(Reuters) — The Canadian government will look at the possibility of extending a moratorium it has granted to Air Canada on payments to erase its pension fund deficit, the government and the airline said on June 20.
The current moratorium expires in January 2014, but the estimated deficit doubled during 2011 to stand at $4.4 billion at the start of 2012, and there is now discussion about extending the moratorium to 2024.
The airline got a big boost from an endorsement by its biggest union, representing its 8,600 mechanics and baggage handlers, which issued a news release on June 19 saying it supported "the company asking the government to extend its pension plan until 2024."
A spokesman for the Finance Department, David Barnabe, said: "The government has seen the machinists' press release and will be reviewing the matter."
Unless plans are changed, Air Canada would have to eliminate the deficit over five years starting in 2014. The current deficit figure would imply annual payments of $880 million.
Such a requirement could threaten the company's survival, according arbitrator Michel Picher, who imposed a settlement between the union and the airline on June 17.

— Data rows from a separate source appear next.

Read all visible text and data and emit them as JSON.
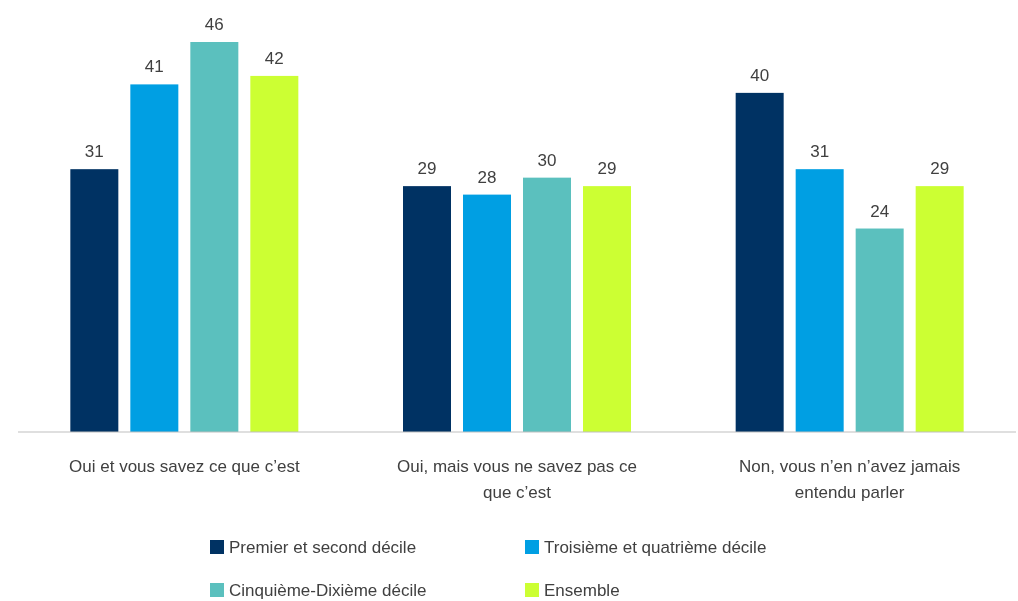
{
  "chart_data": {
    "type": "bar",
    "categories": [
      "Oui et vous savez ce que c’est",
      "Oui, mais vous ne savez pas ce que c’est",
      "Non, vous n’en n’avez jamais entendu parler"
    ],
    "series": [
      {
        "name": "Premier et second décile",
        "color": "#003263",
        "values": [
          31,
          29,
          40
        ]
      },
      {
        "name": "Troisième et quatrième décile",
        "color": "#009fe3",
        "values": [
          41,
          28,
          31
        ]
      },
      {
        "name": "Cinquième-Dixième décile",
        "color": "#5bc0be",
        "values": [
          46,
          30,
          24
        ]
      },
      {
        "name": "Ensemble",
        "color": "#ccff33",
        "values": [
          42,
          29,
          29
        ]
      }
    ],
    "data_labels": true,
    "legend": "bottom",
    "grid": false
  }
}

"Mr. Picher made it clear that leaving the issue of pension relief unresolved places a cloud over the very viability of the company going forward," the union said in a news release.
Air Canada spokesman Peter Fitzpatrick would not detail what the airline has asked the government, but said it is looking at various strategies to manage the potential pension deficit payments beyond January 2014.
"Like other companies around the world that have approached their respective governments to discuss the issue of pension deficits in the current low interest rate environment, this topic has come up in our discussions with the federal government as well," he said.
He said he could not get into specifics "as those discussions are ongoing."
The union said it supported the company's push for a moratorium after Air Canada agreed to remove a three perc ent benefit reduction from its final offer.